Moreover, commenting on Turkmen-Russian relations in energy sphere, Bryza said that the two countries have had difficult relations for some time, though Turkmenistan has been a key partner for Russia for many years.
He said that since certainly 2010, and even before, Turkmenistan has been working hard in order not be so dependent on Russia for its natural gas export market.
"We see that Turkmenistan has growing and already large exports to China. So I think we'll see that trend continue," said Bryza. "I think we will also see Turkmenistan making a move to export gas across Azerbaijan and Georgia to Turkey and beyond."
The former US ambassador said that Turkmenistan has not been paid for what it sold to Russia for years already.
"Russia has violated its contracts with Turkmenistan, buying only 4.5 billion cubic meters this year when the contract calls for 70 billion cubic meters," said Bryza, adding that Russia has failed to pay even for these lower volumes of Turkmen gas.
"When you behave like that you destroy confidence and trust. Gazprom is behaving like this and will have great problems with establishing itself as a reliable partner for Turkmenistan," he added.
The best thing can happen to Gazprom is that it looses its monopoly and is forced to compete just like western companies, like STATOIL, BP or SHELL, according to Bryza.

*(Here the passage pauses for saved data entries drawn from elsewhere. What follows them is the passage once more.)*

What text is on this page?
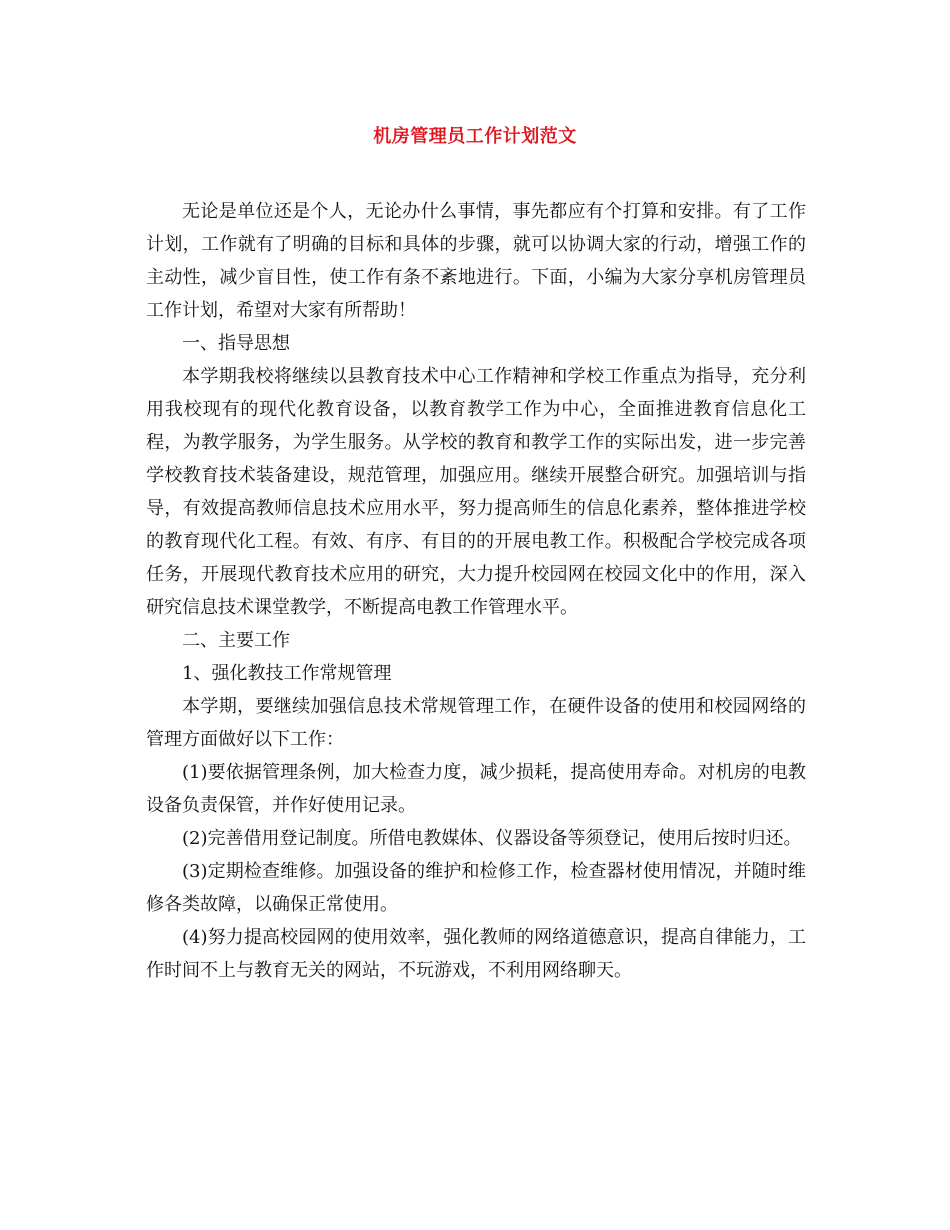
机房管理员工作计划范文

无论是单位还是个人，无论办什么事情，事先都应有个打算和安排。有了工作计划，工作就有了明确的目标和具体的步骤，就可以协调大家的行动，增强工作的主动性，减少盲目性，使工作有条不紊地进行。下面，小编为大家分享机房管理员工作计划，希望对大家有所帮助！

一、指导思想

本学期我校将继续以县教育技术中心工作精神和学校工作重点为指导，充分利用我校现有的现代化教育设备，以教育教学工作为中心，全面推进教育信息化工程，为教学服务，为学生服务。从学校的教育和教学工作的实际出发，进一步完善学校教育技术装备建设，规范管理，加强应用。继续开展整合研究。加强培训与指导，有效提高教师信息技术应用水平，努力提高师生的信息化素养，整体推进学校的教育现代化工程。有效、有序、有目的的开展电教工作。积极配合学校完成各项任务，开展现代教育技术应用的研究，大力提升校园网在校园文化中的作用，深入研究信息技术课堂教学，不断提高电教工作管理水平。

二、主要工作

1、强化教技工作常规管理

本学期，要继续加强信息技术常规管理工作，在硬件设备的使用和校园网络的管理方面做好以下工作：

(1)要依据管理条例，加大检查力度，减少损耗，提高使用寿命。对机房的电教设备负责保管，并作好使用记录。

(2)完善借用登记制度。所借电教媒体、仪器设备等须登记，使用后按时归还。

(3)定期检查维修。加强设备的维护和检修工作，检查器材使用情况，并随时维修各类故障，以确保正常使用。

(4)努力提高校园网的使用效率，强化教师的网络道德意识，提高自律能力，工作时间不上与教育无关的网站，不玩游戏，不利用网络聊天。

"If Gazprom has to compete for markets, it will become more efficient and it will be a better partner not only for foreign countries and international companies, but also for the Russian people themselves, because they will receive better services that they deserve from Gazprom," he said.
Earlier, Turkmenistan's Ministry of Oil and Gas Industry and Mineral Resources said that Gazprom Export LLC (100-percent subsidiary of Russia's Gazprom company) doesn't pay the remaining money for the actually delivered Turkmen natural gas, without explaining the reason.
"It is not clear for Turkmen side why Russia's energy giant doesn't fully pay for the received gas," said the ministry, adding that apparently, the company is undergoing hard times financially.
Russia's Gazprom JSC neglects its contract obligations, said Turkmenistan's ministry.